At a simple root of a sufficiently smooth $f$ you get quadratic convergence close to the root, that is $e_{n+1}\approx Ce_n^2$ if $e_n$ is small enough. At a multiple root or far away from a cluster of roots the convergence is linear, the worse the higher the multiplicity. You are to quantify this slow convergence.

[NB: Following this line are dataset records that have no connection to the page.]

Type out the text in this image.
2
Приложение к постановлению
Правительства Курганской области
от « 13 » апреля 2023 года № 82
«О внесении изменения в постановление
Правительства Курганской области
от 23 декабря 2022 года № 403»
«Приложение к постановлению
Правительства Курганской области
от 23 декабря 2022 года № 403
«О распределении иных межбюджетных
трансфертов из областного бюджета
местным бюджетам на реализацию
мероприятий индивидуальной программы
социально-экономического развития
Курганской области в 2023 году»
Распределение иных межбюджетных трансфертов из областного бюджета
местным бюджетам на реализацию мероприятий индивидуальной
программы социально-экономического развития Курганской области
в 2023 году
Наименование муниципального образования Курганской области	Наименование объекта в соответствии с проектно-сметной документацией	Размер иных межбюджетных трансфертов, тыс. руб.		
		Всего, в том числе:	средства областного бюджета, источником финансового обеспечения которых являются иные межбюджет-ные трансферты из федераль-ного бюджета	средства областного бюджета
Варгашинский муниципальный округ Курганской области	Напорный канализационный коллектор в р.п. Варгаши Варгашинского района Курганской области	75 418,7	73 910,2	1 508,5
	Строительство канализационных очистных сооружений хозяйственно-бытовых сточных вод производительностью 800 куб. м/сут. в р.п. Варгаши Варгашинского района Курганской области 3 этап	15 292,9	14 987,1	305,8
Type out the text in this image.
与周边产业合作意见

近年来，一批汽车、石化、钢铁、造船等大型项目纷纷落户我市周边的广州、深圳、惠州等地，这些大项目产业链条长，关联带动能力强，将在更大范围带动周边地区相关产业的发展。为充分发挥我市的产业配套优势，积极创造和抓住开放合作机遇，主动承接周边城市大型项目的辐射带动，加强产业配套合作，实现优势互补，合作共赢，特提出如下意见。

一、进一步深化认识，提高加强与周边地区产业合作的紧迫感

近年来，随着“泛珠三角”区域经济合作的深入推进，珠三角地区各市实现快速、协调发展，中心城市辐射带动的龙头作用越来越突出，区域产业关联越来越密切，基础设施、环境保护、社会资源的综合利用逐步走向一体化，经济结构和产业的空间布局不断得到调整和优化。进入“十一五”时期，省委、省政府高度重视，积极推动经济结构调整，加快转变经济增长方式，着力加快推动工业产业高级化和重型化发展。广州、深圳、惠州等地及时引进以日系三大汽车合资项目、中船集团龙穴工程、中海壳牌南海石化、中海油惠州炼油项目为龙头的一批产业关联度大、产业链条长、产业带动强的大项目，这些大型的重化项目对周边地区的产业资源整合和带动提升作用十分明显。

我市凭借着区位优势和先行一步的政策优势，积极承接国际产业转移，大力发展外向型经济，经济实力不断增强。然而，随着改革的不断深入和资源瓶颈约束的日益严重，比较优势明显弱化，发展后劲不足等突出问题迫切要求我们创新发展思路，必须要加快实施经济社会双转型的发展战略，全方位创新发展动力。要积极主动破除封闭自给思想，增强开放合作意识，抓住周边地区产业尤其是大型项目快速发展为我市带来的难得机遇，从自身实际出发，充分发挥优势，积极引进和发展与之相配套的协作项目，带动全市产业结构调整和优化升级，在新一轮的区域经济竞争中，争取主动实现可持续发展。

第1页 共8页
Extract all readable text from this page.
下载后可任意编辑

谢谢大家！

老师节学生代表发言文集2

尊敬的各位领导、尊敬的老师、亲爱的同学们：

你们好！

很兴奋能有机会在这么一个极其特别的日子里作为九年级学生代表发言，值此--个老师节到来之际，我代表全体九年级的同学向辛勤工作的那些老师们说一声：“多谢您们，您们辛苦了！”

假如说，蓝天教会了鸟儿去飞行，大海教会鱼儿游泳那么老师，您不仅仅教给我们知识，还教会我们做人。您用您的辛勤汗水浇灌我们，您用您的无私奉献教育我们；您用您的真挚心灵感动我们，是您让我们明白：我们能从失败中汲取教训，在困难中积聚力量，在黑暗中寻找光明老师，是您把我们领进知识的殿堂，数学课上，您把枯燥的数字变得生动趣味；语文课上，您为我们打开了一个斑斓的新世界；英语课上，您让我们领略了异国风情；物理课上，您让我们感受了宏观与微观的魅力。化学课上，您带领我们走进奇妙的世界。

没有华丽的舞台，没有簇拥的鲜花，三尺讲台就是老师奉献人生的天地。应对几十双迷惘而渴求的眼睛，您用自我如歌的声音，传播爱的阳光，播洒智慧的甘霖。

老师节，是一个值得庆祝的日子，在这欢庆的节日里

Let $r$ be a root of multiplicity $m$. Then one can extract $m$ linear factors $(x-r)$ from $f$, so that $f(x)=(x-r)^mg(x)$, $g(r)\ne 0$, $g$ at least differentiable. Then $$f'(x)=m(x-r)^{m-1}g(x)+(x-r)^mg'(x)$$ and the Newton step gives $$ x_{n+1}-r=x_n-r-\frac{(x_n-r)^mg(x_n)}{m(x_n-r)^{m-1}g(x_n)+(x_n-r)^mg'(x_n)} \\~\\ =\frac{(m-1)g(x_n)+(x_n-r)g'(x_n)}{mg(x_n)+(x_n-r)g'(x_n)}(x_n-r) $$ which implies, using $g(x_n)=g(r)+g'(r)e_n+...$ \begin{align} e_{n+1} &=\frac{(m-1)g(r)+me_ng'(r)+O(e_n^2)}{mg(r)+(m+1)e_ng'(r)+O(e_n^2)}e_n \\[1em] &=\frac{m-1}{m}\frac{m(m-1)g(r)+m^2e_ng'(r)+O(e_n^2)}{m(m-1)g(r)+(m-1)(m+1)e_ng'(r)+O(e_n^2)}e_n \\[1em] &=\frac{m-1}{m}\left(1+\frac{g'(r)+O(e_n)}{m(m-1)g(r)+O(e_n)}e_n\right)e_n \\[1em] &=\frac{m-1}{m}e_n+\frac{g'(r)}{m(m-1)g(r)}e_n^2+O(e_n^3) \end{align} which should lead directly to the claim of your task.